You still need to start the reflexio backend yourself the first time (`uv run reflexio services start --only backend --no-reload` from a clone of this repo). Everything else — submodule init, `uv sync` — runs inside Claude Code's `Setup` hook on first session.

For a manual, step-by-step walkthrough, see below.

### Prerequisites

| Tool | Purpose |
| --- | --- |
| [Claude Code](https://claude.com/claude-code) | The host CLI — also used as the LLM backend for extraction |
| [uv](https://docs.astral.sh/uv/) | Python package manager (Python 3.12+) |
| `git` | Needed to clone with submodules and to derive the project id |

> **No external API keys needed.** Generation runs through your local `claude` CLI (via a LiteLLM custom provider). Embeddings run through an in-process ONNX model (`all-MiniLM-L6-v2`, bundled by `chromadb`). Both are opt-in; when enabled, reflexio refuses to fall back to paid APIs.

### Step 1 — Clone the repository (with the reflexio submodule)

```bash
git clone --recurse-submodules https://github.com/ReflexioAI/claude-smart.git
cd claude-smart

# If you forgot --recurse-submodules
git submodule update --init --recursive
```

### Step 2 — Install Python dependencies

```bash
uv sync
```

This creates `.venv/`, pulls `reflexio-ai` as a path dependency from the `reflexio/` submodule, and registers the `claude-smart` and `claude-smart-hook` console scripts.

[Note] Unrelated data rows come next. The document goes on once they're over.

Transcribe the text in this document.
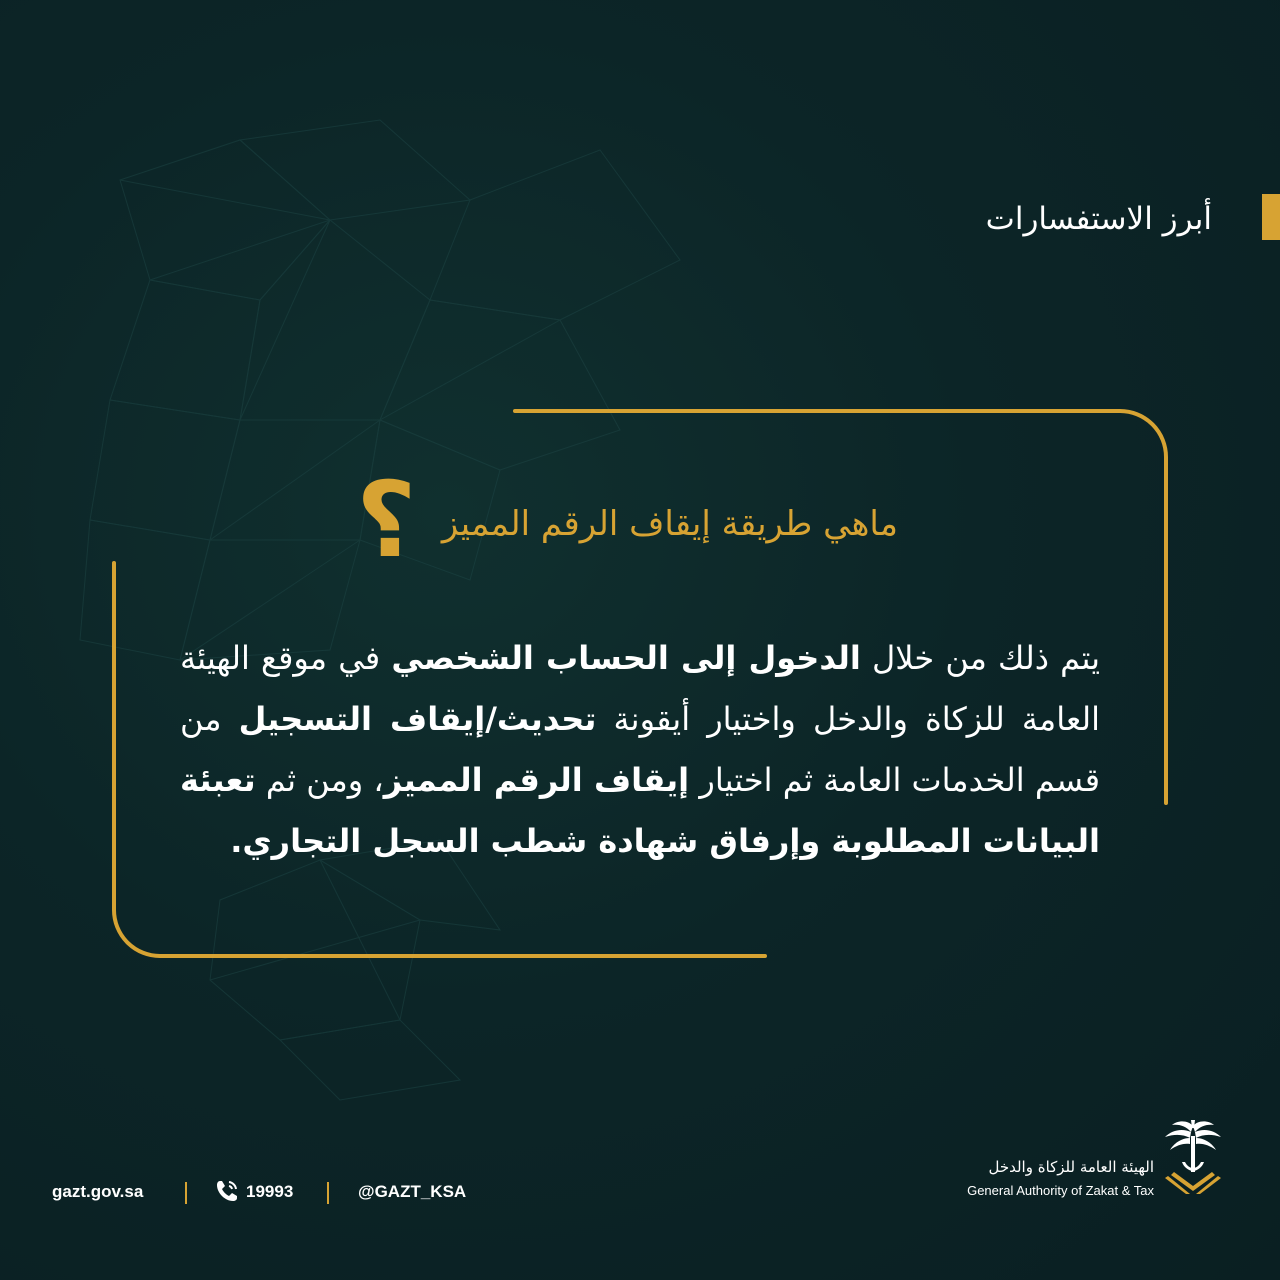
أبرز الاستفسارات
؟ ماهي طريقة إيقاف الرقم المميز
يتم ذلك من خلال الدخول إلى الحساب الشخصي في موقع الهيئة العامة للزكاة والدخل واختيار أيقونة تحديث/إيقاف التسجيل من قسم الخدمات العامة ثم اختيار إيقاف الرقم المميز، ومن ثم تعبئة البيانات المطلوبة وإرفاق شهادة شطب السجل التجاري.
gazt.gov.sa	19993	@GAZT_KSA
الهيئة العامة للزكاة والدخل
General Authority of Zakat & Tax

### Step 3 — Enable the local providers in reflexio

Two env flags turn on the local generation backend (Claude Code CLI) and the local embedder (in-process ONNX). Both live in `~/.reflexio/.env`:

```bash
mkdir -p ~/.reflexio
grep -q '^CLAUDE_SMART_USE_LOCAL_CLI=' ~/.reflexio/.env 2>/dev/null \
  || echo 'CLAUDE_SMART_USE_LOCAL_CLI=1' >> ~/.reflexio/.env
grep -q '^CLAUDE_SMART_USE_LOCAL_EMBEDDING=' ~/.reflexio/.env 2>/dev/null \
  || echo 'CLAUDE_SMART_USE_LOCAL_EMBEDDING=1' >> ~/.reflexio/.env
```

On first use, the embedder downloads the ~80 MB ONNX model once and caches it at `~/.cache/chroma/onnx_models/`. Subsequent starts reuse the cache and stay offline.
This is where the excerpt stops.